Can we make $f(z) = \sqrt{ z^2 }$ holomorphic on a subset of $\mathbb{C}$?

Question

It is well-known that the modulus function $|z|$ is not holomorphic.

My question is; can we make $f(z) = \sqrt{z^2}$ [which we can also write as $\sqrt{ x^2 - y^2 + 2 i x y } = f(x+iy)$] holomorphic on some subset of $\mathbb{C}$?

In some way $f(z)$ "looks like" the modulus function along the real line. Does it possess the same issues as $|z|$ at $z=0$? What about elsewhere?

The reason I am asking: I would like to perform a contour integration of some function $g( \sqrt{z^2} )$, and safely use the residue theorem (which would require $\sqrt{z^2}$ to be holomorphic).

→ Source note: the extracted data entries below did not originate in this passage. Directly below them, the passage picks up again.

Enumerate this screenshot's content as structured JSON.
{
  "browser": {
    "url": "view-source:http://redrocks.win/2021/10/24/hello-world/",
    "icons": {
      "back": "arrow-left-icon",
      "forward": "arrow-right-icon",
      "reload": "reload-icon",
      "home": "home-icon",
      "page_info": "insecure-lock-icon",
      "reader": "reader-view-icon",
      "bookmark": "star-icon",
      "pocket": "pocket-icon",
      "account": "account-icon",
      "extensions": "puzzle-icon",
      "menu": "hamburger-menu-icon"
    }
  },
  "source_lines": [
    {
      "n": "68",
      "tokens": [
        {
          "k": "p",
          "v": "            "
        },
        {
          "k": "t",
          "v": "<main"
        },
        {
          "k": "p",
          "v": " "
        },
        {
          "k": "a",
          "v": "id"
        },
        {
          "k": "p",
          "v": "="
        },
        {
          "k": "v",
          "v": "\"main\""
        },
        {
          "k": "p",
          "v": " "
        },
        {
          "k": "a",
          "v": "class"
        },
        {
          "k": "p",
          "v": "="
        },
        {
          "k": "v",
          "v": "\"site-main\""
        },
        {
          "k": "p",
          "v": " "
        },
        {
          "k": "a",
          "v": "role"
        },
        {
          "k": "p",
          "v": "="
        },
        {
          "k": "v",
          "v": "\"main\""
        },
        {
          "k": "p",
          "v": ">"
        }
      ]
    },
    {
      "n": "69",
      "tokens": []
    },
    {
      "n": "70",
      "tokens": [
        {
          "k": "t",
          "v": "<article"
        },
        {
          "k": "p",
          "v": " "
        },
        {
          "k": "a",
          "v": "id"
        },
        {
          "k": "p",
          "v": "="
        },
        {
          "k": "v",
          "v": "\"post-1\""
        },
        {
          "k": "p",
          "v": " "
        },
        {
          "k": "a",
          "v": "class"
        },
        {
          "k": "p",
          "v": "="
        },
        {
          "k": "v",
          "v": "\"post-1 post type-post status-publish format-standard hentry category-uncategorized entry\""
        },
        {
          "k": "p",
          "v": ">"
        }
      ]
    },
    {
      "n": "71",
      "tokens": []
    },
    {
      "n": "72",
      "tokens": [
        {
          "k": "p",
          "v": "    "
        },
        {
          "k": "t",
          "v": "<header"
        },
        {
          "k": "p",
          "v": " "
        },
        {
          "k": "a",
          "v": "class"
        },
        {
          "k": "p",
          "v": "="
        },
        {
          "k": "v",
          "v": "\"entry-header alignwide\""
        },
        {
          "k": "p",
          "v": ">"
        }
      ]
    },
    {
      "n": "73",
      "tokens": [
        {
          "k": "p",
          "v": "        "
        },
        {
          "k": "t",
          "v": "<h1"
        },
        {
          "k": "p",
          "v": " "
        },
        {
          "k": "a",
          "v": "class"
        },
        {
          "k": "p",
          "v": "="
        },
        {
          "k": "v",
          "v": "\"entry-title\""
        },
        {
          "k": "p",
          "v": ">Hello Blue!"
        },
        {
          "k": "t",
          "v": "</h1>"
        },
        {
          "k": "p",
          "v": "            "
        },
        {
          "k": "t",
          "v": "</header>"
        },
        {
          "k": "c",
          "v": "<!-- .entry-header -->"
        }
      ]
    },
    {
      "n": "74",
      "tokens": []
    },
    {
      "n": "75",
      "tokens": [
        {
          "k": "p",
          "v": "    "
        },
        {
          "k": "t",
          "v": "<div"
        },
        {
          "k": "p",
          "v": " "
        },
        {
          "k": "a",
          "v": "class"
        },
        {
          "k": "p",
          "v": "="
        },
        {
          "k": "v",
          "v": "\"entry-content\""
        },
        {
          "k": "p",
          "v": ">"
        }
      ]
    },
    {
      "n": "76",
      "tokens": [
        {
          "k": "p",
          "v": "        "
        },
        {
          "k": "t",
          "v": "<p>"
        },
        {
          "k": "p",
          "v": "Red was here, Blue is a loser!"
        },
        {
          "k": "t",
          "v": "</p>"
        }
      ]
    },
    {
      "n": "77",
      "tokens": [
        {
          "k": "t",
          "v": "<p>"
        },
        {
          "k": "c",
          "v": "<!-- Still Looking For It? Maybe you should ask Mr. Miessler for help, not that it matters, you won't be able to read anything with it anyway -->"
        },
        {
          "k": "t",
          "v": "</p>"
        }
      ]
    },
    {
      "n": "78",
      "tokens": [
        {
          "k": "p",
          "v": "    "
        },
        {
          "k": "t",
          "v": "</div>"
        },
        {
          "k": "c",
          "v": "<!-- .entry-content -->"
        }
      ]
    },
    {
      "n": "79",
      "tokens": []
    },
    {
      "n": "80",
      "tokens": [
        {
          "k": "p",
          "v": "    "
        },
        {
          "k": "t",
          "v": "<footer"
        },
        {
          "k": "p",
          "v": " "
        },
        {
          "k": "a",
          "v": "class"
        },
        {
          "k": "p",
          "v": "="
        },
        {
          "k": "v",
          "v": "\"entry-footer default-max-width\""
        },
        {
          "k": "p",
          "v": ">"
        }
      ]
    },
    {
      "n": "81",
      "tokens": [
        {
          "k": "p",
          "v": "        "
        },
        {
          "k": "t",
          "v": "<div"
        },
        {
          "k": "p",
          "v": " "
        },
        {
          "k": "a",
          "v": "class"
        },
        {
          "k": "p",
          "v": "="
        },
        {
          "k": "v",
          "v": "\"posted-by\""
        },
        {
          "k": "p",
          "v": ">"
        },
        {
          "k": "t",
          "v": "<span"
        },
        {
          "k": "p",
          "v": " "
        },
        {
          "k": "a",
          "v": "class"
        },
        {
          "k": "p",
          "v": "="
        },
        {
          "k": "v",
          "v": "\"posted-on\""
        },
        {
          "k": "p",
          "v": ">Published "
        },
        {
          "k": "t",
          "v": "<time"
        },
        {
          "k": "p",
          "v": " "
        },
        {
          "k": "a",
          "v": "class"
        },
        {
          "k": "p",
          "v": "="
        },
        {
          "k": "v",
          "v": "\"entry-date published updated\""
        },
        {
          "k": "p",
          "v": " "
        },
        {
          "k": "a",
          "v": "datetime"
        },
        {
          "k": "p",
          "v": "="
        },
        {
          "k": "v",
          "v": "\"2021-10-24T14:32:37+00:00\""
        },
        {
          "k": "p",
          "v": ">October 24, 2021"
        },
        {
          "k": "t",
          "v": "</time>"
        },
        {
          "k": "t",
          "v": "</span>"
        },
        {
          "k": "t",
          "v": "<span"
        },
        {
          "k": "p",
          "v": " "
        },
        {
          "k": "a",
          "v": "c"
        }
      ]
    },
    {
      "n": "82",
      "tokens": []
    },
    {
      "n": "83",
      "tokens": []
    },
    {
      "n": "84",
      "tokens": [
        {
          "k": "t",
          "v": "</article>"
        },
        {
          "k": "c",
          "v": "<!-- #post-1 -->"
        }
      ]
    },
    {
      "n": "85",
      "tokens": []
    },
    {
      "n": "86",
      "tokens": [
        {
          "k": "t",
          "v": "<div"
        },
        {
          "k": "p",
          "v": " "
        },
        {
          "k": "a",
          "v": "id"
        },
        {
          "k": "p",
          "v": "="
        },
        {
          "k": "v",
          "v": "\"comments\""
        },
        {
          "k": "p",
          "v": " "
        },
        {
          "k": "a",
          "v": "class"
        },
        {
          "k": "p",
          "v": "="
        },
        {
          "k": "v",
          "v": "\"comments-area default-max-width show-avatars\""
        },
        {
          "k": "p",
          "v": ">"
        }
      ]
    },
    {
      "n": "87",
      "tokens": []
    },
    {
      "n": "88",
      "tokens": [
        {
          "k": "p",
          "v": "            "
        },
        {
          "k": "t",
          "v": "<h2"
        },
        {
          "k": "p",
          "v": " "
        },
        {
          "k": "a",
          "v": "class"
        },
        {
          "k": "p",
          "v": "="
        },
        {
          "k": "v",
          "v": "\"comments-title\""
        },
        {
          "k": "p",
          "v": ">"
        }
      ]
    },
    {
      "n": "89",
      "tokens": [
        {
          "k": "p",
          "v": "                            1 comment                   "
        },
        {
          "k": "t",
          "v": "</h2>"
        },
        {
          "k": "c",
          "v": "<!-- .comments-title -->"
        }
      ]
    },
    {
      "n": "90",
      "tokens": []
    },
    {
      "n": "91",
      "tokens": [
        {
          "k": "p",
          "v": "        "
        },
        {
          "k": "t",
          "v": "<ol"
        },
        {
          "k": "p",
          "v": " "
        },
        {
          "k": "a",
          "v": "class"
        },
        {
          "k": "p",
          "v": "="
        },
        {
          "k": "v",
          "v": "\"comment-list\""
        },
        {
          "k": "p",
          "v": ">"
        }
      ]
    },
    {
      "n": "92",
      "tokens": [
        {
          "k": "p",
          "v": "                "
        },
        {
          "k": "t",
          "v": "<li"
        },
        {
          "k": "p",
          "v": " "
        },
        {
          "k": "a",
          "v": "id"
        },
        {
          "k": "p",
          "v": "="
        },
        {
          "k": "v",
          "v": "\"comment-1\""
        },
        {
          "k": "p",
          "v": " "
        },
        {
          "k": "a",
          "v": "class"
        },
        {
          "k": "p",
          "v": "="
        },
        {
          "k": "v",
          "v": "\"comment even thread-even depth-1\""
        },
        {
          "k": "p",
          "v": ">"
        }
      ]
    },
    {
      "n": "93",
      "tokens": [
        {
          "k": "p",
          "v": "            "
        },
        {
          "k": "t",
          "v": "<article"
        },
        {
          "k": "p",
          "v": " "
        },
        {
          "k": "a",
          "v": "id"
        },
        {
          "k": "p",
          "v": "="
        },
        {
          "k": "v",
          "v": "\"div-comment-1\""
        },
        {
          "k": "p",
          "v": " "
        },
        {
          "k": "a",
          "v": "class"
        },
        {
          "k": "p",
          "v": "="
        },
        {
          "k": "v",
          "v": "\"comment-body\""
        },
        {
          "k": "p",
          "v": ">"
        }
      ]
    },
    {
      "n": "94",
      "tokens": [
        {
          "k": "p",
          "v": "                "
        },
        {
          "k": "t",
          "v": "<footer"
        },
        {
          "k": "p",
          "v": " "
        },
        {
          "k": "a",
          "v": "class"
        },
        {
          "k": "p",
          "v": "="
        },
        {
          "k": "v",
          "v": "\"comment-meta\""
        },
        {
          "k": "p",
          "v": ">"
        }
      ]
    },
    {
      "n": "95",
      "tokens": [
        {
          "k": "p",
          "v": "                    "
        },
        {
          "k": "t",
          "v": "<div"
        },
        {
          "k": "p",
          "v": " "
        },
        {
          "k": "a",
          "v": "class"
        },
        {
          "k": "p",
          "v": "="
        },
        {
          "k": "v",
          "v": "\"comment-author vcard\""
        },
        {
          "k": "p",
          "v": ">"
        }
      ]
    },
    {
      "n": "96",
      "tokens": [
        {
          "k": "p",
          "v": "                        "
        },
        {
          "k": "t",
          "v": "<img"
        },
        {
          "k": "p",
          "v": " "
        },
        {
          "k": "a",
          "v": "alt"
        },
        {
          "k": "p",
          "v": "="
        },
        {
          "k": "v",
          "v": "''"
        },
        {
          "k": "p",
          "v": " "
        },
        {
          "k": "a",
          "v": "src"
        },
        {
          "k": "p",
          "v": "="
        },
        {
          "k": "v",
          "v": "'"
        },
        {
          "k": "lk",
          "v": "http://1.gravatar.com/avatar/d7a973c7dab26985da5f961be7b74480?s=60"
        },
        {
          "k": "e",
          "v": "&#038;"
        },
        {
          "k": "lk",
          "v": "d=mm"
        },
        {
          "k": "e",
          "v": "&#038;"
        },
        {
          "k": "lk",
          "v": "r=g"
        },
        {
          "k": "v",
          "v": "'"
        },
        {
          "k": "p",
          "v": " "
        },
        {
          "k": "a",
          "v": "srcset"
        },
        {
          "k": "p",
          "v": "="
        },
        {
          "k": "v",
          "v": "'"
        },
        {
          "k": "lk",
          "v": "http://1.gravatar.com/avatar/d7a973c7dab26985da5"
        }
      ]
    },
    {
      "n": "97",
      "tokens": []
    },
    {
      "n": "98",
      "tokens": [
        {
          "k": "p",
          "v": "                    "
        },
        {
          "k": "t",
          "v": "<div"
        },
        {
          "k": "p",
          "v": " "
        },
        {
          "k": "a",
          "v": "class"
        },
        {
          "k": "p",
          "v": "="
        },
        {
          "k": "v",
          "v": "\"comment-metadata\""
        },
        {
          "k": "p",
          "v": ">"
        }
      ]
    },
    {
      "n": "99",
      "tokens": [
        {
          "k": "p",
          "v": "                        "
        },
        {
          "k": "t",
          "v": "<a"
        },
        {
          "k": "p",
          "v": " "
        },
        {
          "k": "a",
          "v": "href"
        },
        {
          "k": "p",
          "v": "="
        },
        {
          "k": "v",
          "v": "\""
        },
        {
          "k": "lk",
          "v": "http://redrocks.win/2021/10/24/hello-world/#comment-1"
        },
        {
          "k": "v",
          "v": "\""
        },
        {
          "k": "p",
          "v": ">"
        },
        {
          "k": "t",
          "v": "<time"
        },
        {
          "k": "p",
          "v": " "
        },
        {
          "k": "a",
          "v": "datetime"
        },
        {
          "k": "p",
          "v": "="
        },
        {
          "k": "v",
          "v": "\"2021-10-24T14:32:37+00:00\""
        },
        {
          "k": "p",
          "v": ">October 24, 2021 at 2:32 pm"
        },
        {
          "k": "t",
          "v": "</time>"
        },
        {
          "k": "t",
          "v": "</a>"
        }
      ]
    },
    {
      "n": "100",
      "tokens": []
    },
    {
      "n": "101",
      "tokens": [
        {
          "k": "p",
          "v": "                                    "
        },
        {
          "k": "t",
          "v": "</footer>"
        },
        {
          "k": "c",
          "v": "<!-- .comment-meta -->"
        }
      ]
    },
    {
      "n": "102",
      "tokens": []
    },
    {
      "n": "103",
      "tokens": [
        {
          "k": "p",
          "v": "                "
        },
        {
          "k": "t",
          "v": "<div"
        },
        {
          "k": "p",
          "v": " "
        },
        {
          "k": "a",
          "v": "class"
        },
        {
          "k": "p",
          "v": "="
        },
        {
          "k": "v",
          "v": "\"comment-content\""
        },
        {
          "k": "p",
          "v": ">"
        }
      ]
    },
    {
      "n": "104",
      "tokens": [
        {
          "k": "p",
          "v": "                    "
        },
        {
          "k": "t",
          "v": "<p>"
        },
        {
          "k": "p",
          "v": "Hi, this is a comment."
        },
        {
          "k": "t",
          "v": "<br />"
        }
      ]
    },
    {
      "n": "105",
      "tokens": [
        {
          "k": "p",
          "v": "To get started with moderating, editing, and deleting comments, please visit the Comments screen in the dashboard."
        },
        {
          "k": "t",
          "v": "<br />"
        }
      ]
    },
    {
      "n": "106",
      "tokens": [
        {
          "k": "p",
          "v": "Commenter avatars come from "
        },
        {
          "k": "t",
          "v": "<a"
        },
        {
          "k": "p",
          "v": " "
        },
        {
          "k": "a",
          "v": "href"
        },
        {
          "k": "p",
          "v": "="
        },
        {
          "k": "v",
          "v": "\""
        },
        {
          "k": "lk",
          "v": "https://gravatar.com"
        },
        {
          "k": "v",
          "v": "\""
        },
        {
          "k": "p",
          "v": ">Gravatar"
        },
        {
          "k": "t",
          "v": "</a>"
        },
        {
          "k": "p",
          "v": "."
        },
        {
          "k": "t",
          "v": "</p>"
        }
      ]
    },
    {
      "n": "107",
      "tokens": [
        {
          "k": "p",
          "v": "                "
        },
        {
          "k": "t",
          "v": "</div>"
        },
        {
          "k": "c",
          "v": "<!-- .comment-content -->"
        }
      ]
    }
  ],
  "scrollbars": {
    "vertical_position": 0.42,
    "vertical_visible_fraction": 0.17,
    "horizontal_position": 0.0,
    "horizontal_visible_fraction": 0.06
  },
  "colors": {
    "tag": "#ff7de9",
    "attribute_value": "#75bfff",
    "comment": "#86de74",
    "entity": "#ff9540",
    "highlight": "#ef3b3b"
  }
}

Part of my contour runs along the real line (and the rest of the contour is elsewhere in the complex plane) - the contour never hits $0$, which I am guessing is the only place where $\sqrt{z^2}$ might not be holomorphic.

Answer 1

If a function is positive we can talk about "the" square root, that being the positive square root. But for a complex-valued function there really is no similar notion of "the" square root, we just talk about "a" square root.

The function $z^2$ certainly has a square root that's holomorphic in the entire plane, namely $z$. (In particular, $\sqrt{z^2}$ really has nothing to do with $|z|$; I don't know why you say it "looks like" that. If $x$ is real then $|x|$ is the positive square root of $x^2$, but if $z$ is complex then $|z|$ is not even a square root of $z^2$.)

Answer 2

For $x\geq0$ the term $\sqrt{x}$ denotes the unique nonnegative real number $y$ satisfying $y^2=x$. But for all other $c$, in particular: all $c\in{\mathbb C}$, the exact meaning of the term $\sqrt{c}$ has to be divined from the context. In any case we should insist on $\bigl(\sqrt{c}\bigr)^2=c\>$.

In the case at hand we are looking for a holomorphic function $z\mapsto f(z)$, defined on some domain $\Omega\subset{\mathbb C}$, and satisfying$$\bigl(f(z)\bigr)^2=z^2\ .$$ This necessitates $$\bigl(f(z)-z\bigr)\bigl(f(z)+z\bigr)\equiv0\ ,$$ so that from general principles about such functions we can conclude that either $f(z)\equiv z$ or $f(z)\equiv-z$ in $\Omega$.